(719d) Engineering Smart Vascular Targeted Carriers: Enzyme-Responsive Hydrogels for Drug Delivery

Vascular targeted carriers (VTCs) are drug-loaded vehicles designed to locally release their payload at regions of diseased vascular tissue. Upon administration into the bloodstream, VTCs navigate the vasculature, localize, and bind to the inflamed endothelial lining of the blood vessel. This precise targeting is usually accomplished through active targeting, using ligands that attach to inflammation markers on the endothelium, such as intracellular adhesion markers (ICAMs). Notably, soft materials such as hydrogels are attractive as VTCs because of their high water content and biocompatibility.

Unsurprisingly, the interest in VTCs as a potential method for site-specific drug delivery continues to grow. This is because VTCs offer a much less invasive treatment option for cardiovascular, neurological, oncological, and inflammatory diseases, which are the leading causes of mortality globally. Cardiovascular diseases (CVDs) are particularly significant, as they alone account for about 33% of all deaths annually.

One of the primary causes of CVDs is coronary artery disease (CAD), which is marked by the accumulation of atherosclerotic plaques in the arteries. These plaques limit blood flow to essential areas of the body. The development of atherosclerotic plaques is notably associated with the buildup of low-density lipoproteins, foam cells, and smooth muscle cells, as well as an increase in inflammatory cytokines and matrix metalloproteinase (MMP) enzymes. Specifically, the MMP-2 enzyme has been found to be upregulated in coronary artery diseases. Consequently, this study focuses on developing hydrogels that can be degraded by MMP-2, enabling them to release drug payloads specifically at the locations of atherosclerotic plaques.

In this work, our enzyme-degradable hydrogels were fabricated by crosslinking MMP-2 cleavable peptides (VPM) with polyethylene-glycol vinyl sulfone (PEGVS), using a water-in-oil emulsion process. The resulting hydrogel particles were 2 µm in size, with a Young’s modulus of 24 kPa. Further, using a scanning electron microscope, we confirmed that the hydrogels are deformable owing to the presence of dimples on their surfaces after they were dehydrated. Additionally, we successfully loaded the hydrogel microparticles with 100 nm polystyrene nanoparticles, demonstrating the hydrogels' capacity to carry therapeutic agents. This was confirmed using fluorescence microscopy.
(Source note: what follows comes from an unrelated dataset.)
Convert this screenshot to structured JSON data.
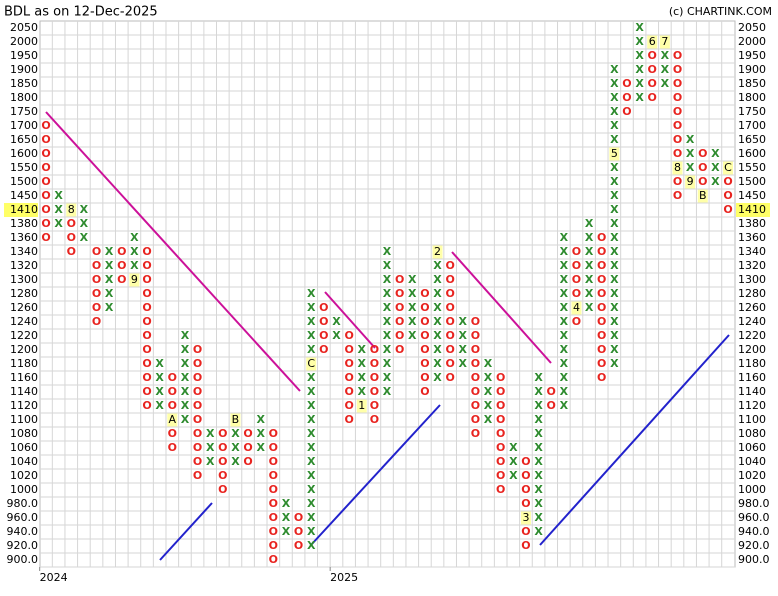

We also tested the hydrogels’ ability to respond to enzymatic stimulus. Here, we exposed the hydrogel particles to 20 nM MMP-2 enzyme. Our results indicate that the hydrogels degraded in the presence of MMP-2 in a time-dependent manner, with no significant degradation noticed beyond 8 hours. Next, we successfully conjugated the surface of the PEGVS-VPM hydrogels with avidin, and subsequently anti-ICAM-1 (aICAM-1). We then demonstrated that our aICAM-1 conjugated microparticles can bind to inflamed endothelium by incubating the targeted particles with a monolayer of human umbilical vein endothelial cells (HUVECs). Visually, we observed that a significantly greater number of targeted particles adhered to the inflamed endothelium compared to the uninflamed endothelium.